Neben den Kosten des Hausbaus fließen das zur Verfügung stehende Eigenkapital und sonstige Eigenmittel sowie die möglicherweise zu erbringenden Eigenleistungen in den Finanzplan ein. Als erstrebenswert wird eine Eigenkapitalquote von etwa 30 Prozent angesehen, um die Zinsbelastung möglichst gering zu halten. Bei der Auflistung der Eigenmittel können neben Bausparguthaben, sonstigen Sparguthaben und Kontoguthaben auch Rückkaufswerte von Lebensversicherungen, Aktien, wertvolle Sammlungen, Verwandtendarlehen und Darlehen von Arbeitgebern, Erbschaftsansprüche, festverzinsliche Wertpapiere, Gold, Edelsteine und Bargeld berücksichtigt werden.
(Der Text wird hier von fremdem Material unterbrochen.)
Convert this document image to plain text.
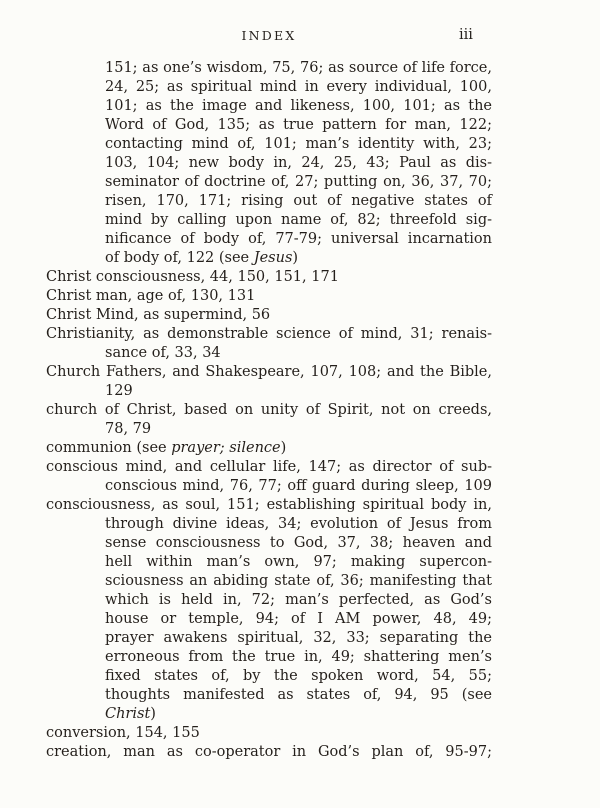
INDEX	iii
151; as one’s wisdom, 75, 76; as source of life force,
24, 25; as spiritual mind in every individual, 100,
101; as the image and likeness, 100, 101; as the
Word of God, 135; as true pattern for man, 122;
contacting mind of, 101; man’s identity with, 23;
103, 104; new body in, 24, 25, 43; Paul as dis-
seminator of doctrine of, 27; putting on, 36, 37, 70;
risen, 170, 171; rising out of negative states of
mind by calling upon name of, 82; threefold sig-
nificance of body of, 77-79; universal incarnation
of body of, 122 (see Jesus)
Christ consciousness, 44, 150, 151, 171
Christ man, age of, 130, 131
Christ Mind, as supermind, 56
Christianity, as demonstrable science of mind, 31; renais-
sance of, 33, 34
Church Fathers, and Shakespeare, 107, 108; and the Bible,
129
church of Christ, based on unity of Spirit, not on creeds,
78, 79
communion (see prayer; silence)
conscious mind, and cellular life, 147; as director of sub-
conscious mind, 76, 77; off guard during sleep, 109
consciousness, as soul, 151; establishing spiritual body in,
through divine ideas, 34; evolution of Jesus from
sense consciousness to God, 37, 38; heaven and
hell within man’s own, 97; making supercon-
sciousness an abiding state of, 36; manifesting that
which is held in, 72; man’s perfected, as God’s
house or temple, 94; of I AM power, 48, 49;
prayer awakens spiritual, 32, 33; separating the
erroneous from the true in, 49; shattering men’s
fixed states of, by the spoken word, 54, 55;
thoughts manifested as states of, 94, 95 (see
Christ)
conversion, 154, 155
creation, man as co-operator in God’s plan of, 95-97;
  •  Monatliche Belastung ermitteln

Weiterhin ist die tragbare monatliche Belastung zu ermitteln. Hierzu werden das Nettoeinkommen des oder der Verdiener nebst Weihnachtsgeld und sonstigen Sonderzahlungen, Nebeneinkommen sowie Kindergeld und sonstige Einnahmen zusammengerechnet. Von der Summe der Einnahmen werden die Lebenshaltungskosten der Familienmitglieder, Versicherungsbeiträge, sonstige Verpflichtungen und die Bewirtschaftungskosten für den Neubau abgerechnet. Die verbleibende Summe stellt die tragbare monatliche Belastung dar. Es ist genau zu überlegen, ob die ermittelte monatliche Belastung auch dauerhaft tragbar ist; hierbei ist die Beschäftigungslage realistisch einzuschätzen und die Frage zu stellen, welche Reserven für unvorhergesehene Ausgaben wie Kfz-Reparaturen sowie einen längeren Krankenhausaufenthalt zur Verfügung stehen.

 

Aus der tragbaren monatlichen Belastung ergibt sich die Höhe der Bausumme, die mit Fremdmitteln finanziert werden kann. Unter Einbeziehung des Eigenkapitals und der Eigenleistungen lassen sich damit die finanzierbaren Kosten für den Hausbau veranschlagen. Wenn Hilfe bei der Aufstellung einer soliden Finanzierung benötigt wird, führt der erste Weg sicher immer zur Hausbank. Doch auch Bauträger bieten zumeist Beratungen und Hilfeleistungen bei der Aufstellung eines Finanzierungsplanes an. Es ist in jedem Fall empfehlenswert, mehrere Finanzierungsangebote miteinander zu vergleichen, um eine möglichst günstige Hausbau Finanzierung zu erlangen.

 

Bauherren sollten sich darüber klar werden, ob sie eine möglichst geringe monatliche Belastung, eine höchstmögliche Kreditsumme oder eine geringstmögliche Laufzeit bei der Hausbau Finanzierung anstreben. Beim Vergleich verschiedener Finanzierungsangebote sollte man tabellarisch Effektivzins und Tilgungssatz, die Dauer der Zinsfestschreibung, Bearbeitungsgebühren, die monatliche Belastung, die Laufzeit und die Gesamtsumme der Kosten festhalten. Auch die Frage, ob und wann Sondertilgungen möglich sind, ist von Interesse. Neben einer gründlichen und systematischen Gegenüberstellung der Konditionen ist auch die Atmosphäre in den Beratungsgesprächen und die Kompetenz der Gesprächspartner ein wichtiges Kriterium dafür, wem man bei der Finanzierung seines Bauvorhabens das Vertrauen schenkt.